There’s something about coming back from vacation in the Philippines that always leaves me to a state of utter slump when I’m back in Jakarta. Ever since I got back I haven’t been able to stop thinking about how great my vacation was. 14 days back home in Cebu certainly wasn’t enough but at the same time it filled me with so much euphoria, fun and excitement that I hardly cared about getting enough sleep or eating. I would get about only 2-3 hours of sleep a day but whenever I ate, I would always savor it because it’s food I hardly get to eat often. Home is where the heart is, and my homes are both in Cebu AND Jakarta, so it’s gonna make for a tough decision in the future. I have two SD cards overflowing with photos from my trip and as much as I want to share it right now, work has been piling up like mad. I arrived on the eve of Saturday and spent the day nursing a vacation hangover (involved falling asleep at random times–so weird) and Sunday catching up with friends the whole day then Monday, straight back to work.

Out of my two weeks, 10 days were spent in my parents’ hometown because of the town fiesta (which we inherited from our Spanish rule), spending time with family, longtime friends and many new friends I got to meet.
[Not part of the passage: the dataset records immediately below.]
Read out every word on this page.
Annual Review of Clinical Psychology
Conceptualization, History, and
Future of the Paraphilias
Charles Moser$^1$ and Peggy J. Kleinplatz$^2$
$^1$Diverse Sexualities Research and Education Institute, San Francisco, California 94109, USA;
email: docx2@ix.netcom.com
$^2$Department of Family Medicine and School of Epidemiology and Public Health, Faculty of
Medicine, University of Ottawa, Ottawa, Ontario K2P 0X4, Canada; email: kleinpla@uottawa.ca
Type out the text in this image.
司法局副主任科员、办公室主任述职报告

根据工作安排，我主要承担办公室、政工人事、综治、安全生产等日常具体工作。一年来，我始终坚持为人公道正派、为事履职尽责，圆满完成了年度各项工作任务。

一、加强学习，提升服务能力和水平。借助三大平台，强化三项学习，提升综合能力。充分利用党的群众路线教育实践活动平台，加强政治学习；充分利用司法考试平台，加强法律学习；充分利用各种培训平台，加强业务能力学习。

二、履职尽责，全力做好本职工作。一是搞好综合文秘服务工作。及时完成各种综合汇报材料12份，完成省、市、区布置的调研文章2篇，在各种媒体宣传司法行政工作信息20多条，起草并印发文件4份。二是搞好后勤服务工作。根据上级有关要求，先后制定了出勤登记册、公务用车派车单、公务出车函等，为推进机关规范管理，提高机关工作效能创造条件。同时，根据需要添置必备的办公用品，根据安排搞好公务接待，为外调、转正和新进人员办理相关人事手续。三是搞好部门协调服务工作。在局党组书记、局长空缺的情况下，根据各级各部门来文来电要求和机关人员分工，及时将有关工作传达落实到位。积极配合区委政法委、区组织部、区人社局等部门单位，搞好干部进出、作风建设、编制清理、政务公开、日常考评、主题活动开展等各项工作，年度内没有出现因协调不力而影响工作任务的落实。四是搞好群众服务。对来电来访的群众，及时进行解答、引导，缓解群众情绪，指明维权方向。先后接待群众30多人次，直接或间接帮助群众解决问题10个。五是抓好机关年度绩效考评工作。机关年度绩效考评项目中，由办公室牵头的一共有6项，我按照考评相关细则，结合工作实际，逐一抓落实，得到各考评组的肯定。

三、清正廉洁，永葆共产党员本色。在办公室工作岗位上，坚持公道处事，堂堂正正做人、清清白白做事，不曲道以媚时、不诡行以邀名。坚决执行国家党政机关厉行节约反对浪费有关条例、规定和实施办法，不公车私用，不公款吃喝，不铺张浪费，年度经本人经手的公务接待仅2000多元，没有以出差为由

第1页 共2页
Being there meant the beach was also very accessible so I got to visit different beaches and resorts (I lost count of how many I went to! Probably almost 10), which incidentally is the very meaning of my existence. I can be in the beach all day every day and for 10 days, well you probably know how that is for someone like me. I also finally got to visit Bantayan Island, and goodness. My heart is still there somewhere.

I don’t know how long this state of euphoric recollection is going to last but it’s giving me such bipolar moods. One minute I’m happy and smiling remembering everything and the next I want to cry because I miss everything that happened and want to re-live them again.